I’m sorry. I can’t write about that, and I bet you wouldn’t want to read it if I did. Here’s what I’m really thinking about these days: scrapbooking.

Well, to be more accurate, scrap-blogging. See, my wife is having a baby, and nationally respected childbirth experts have deduced that this means I, by association, will also be having a baby. The little dude is due just after next semester starts, and my wife and I are frantically preparing everything to make sure he comes home to a warm, safe environment.

OK, that’s not true. Sometimes, during reruns of “Diners, Drive-ins and Dives,” my wife will turn to me and say something like, “Hey, maybe we should get a crib or something, and then sweep up that broken glass in the kitchen.”

But I digress. My real worry about bringing a kid into our home, other than making sure there are fewer sharp objects around, is remembering to chronicle our child’s life.

See, my wife is a wonderful, brilliant, successful person. She is really, really good at a lot of things. But if I were forced, at gunpoint, to think of something she may be a little bit bad at (just a little bit), it might possibly be keeping track of all those sentimental mother-y things, like, I don’t know, taking pictures of the baby.

Which sort of puts the burden of chronicling on me. That’s fine, though. I’m a big supporter of mixing up the gender roles. In fact, my current skill set (writing, reading, musicianship and an extensive knowledge of pop culture) prepares me pretty well for chronicling things. If this were the Middle Ages, I’d be the traveling bard, moving from campfire to campfire, performing ditties which celebrate the exploits of some king or another, and singing for my food. Or, possibly, I’d be the guy who cleans rat droppings out of the king’s shoes, which pretty much requires the same skill set.

(Note to self: Idea for keeping track of baby’s life — write an epic poem in iambic pentameter about baby’s first year. Also, look up and remind self what ‘iambic pentameter’ is.)

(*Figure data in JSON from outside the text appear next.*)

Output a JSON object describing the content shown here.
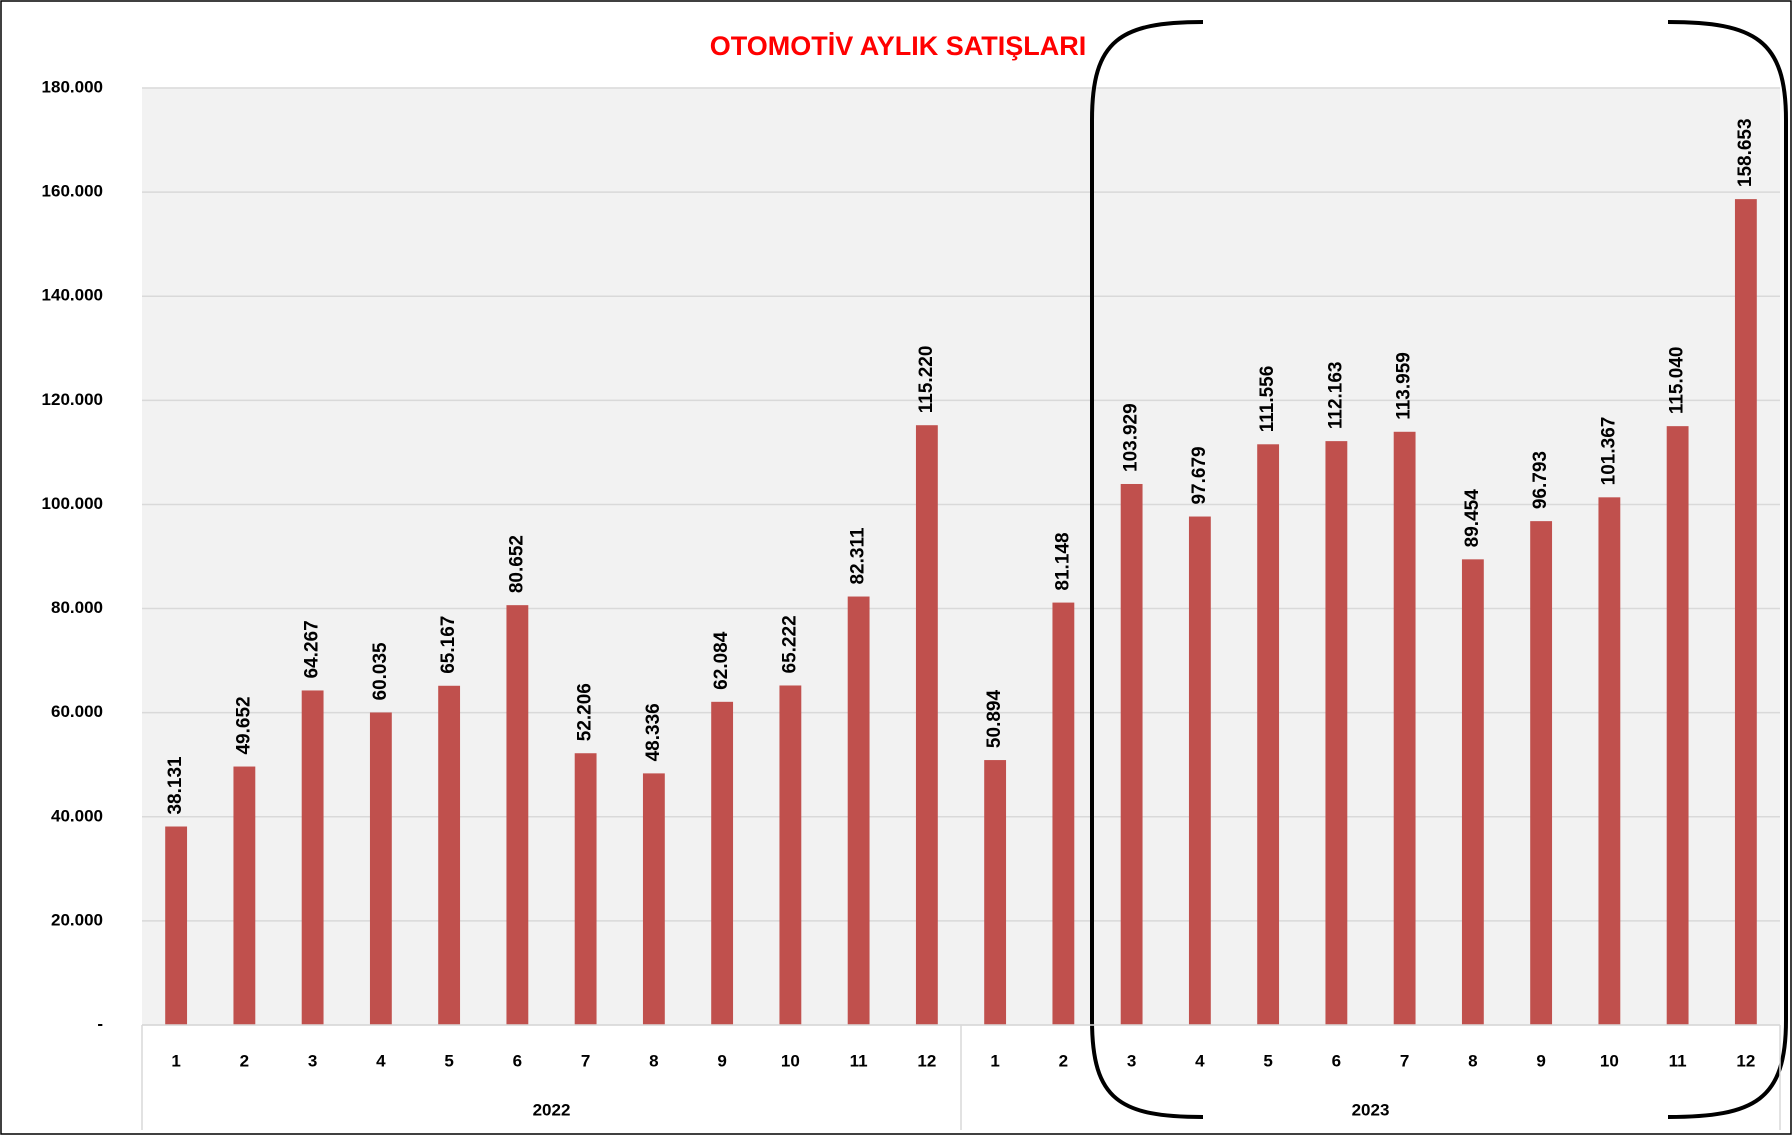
{
  "chart_data": {
    "type": "bar",
    "title": "OTOMOTİV AYLIK SATIŞLARI",
    "color": "#c0504d",
    "grid": true,
    "groups": [
      {
        "name": "2022",
        "categories": [
          "1",
          "2",
          "3",
          "4",
          "5",
          "6",
          "7",
          "8",
          "9",
          "10",
          "11",
          "12"
        ],
        "values": [
          38131,
          49652,
          64267,
          60035,
          65167,
          80652,
          52206,
          48336,
          62084,
          65222,
          82311,
          115220
        ],
        "value_labels": [
          "38.131",
          "49.652",
          "64.267",
          "60.035",
          "65.167",
          "80.652",
          "52.206",
          "48.336",
          "62.084",
          "65.222",
          "82.311",
          "115.220"
        ]
      },
      {
        "name": "2023",
        "categories": [
          "1",
          "2",
          "3",
          "4",
          "5",
          "6",
          "7",
          "8",
          "9",
          "10",
          "11",
          "12"
        ],
        "values": [
          50894,
          81148,
          103929,
          97679,
          111556,
          112163,
          113959,
          89454,
          96793,
          101367,
          115040,
          158653
        ],
        "value_labels": [
          "50.894",
          "81.148",
          "103.929",
          "97.679",
          "111.556",
          "112.163",
          "113.959",
          "89.454",
          "96.793",
          "101.367",
          "115.040",
          "158.653"
        ]
      }
    ],
    "ylim": [
      0,
      180000
    ],
    "yticks": [
      {
        "value": 0,
        "label": "-"
      },
      {
        "value": 20000,
        "label": "20.000"
      },
      {
        "value": 40000,
        "label": "40.000"
      },
      {
        "value": 60000,
        "label": "60.000"
      },
      {
        "value": 80000,
        "label": "80.000"
      },
      {
        "value": 100000,
        "label": "100.000"
      },
      {
        "value": 120000,
        "label": "120.000"
      },
      {
        "value": 140000,
        "label": "140.000"
      },
      {
        "value": 160000,
        "label": "160.000"
      },
      {
        "value": 180000,
        "label": "180.000"
      }
    ]
  }
}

Anyway, being the person who remembers to take pictures of the baby’s first poop doesn’t bug me, but I feel a bit intimidated when compared to the extensive world of mommy bloggers. They don’t miss a thing when it comes to their little Chloes, Keighleighs and Braxtophers.

“You’ll never believe what Kenstreth said today!” one photo-splattered, daily blog post may read. “We were shopping for organic diapers and breast-milk-flavored barbecue sauce at the farmers’ market, and he pointed to a rack of T-shirts in some hipster’s booth and said, ‘Look, Mommy! That man is ironically reappropriating the names of old breakfast cereals as social commentary on the similarities between today and the 1950s, and putting them on T-shirts. May I please buy the one with a picture of ‘Commie-Os?’ It’s only $5.99, without tax.’”

I’m not sure if I can compete with that. I’ll be happy if I get around to a file folder full of loose photos of the kid. He can hold on to that, and then use it as evidence in the book he writes as an adult about how his negligent parents drove him to a life of robbing banks.

But maybe it’s a good thing to not have someone keeping track of every moment in your life. I know there are plenty of thoughts I’ve written in columns that I instantly regret the day they’re published (ref. October 2010’s column entitled “The Estonians, and Other Races That Frighten Me”), and that’s just 500-700 words of the many thousand I speak/write every week.

Perhaps, instead of some computer file full of videos entitled “Baby’s First Steps” and “Baby’s First Laugh” and “Baby’s First Time Watching ‘Mad Men’,” we should be OK with “Baby’s Third Time Walking” and “That Time We Remembered to Film the Baby on His, Like, First(?) Birthday.”

I mean, I think we’ll be OK parents, and the kid will get to know us, and hopefully give us an ‘A’ for parental effort. He’ll figure out that he’s still loved.

And, when our society is reduced to some postapocalyptic world where the Internet has frizzled away, and no one will have any access to the thousands of e-pictures and e-scrapbooks of their children, my kid will know that his father, the Traveling Bard/Rat-Dropping Sweeper, loved him, as evidenced by the two-hour epic poem his father will have composed and memorized about that boy’s childhood.

Which I will get to, of course, right after “Diners, Drive-ins and Dives.”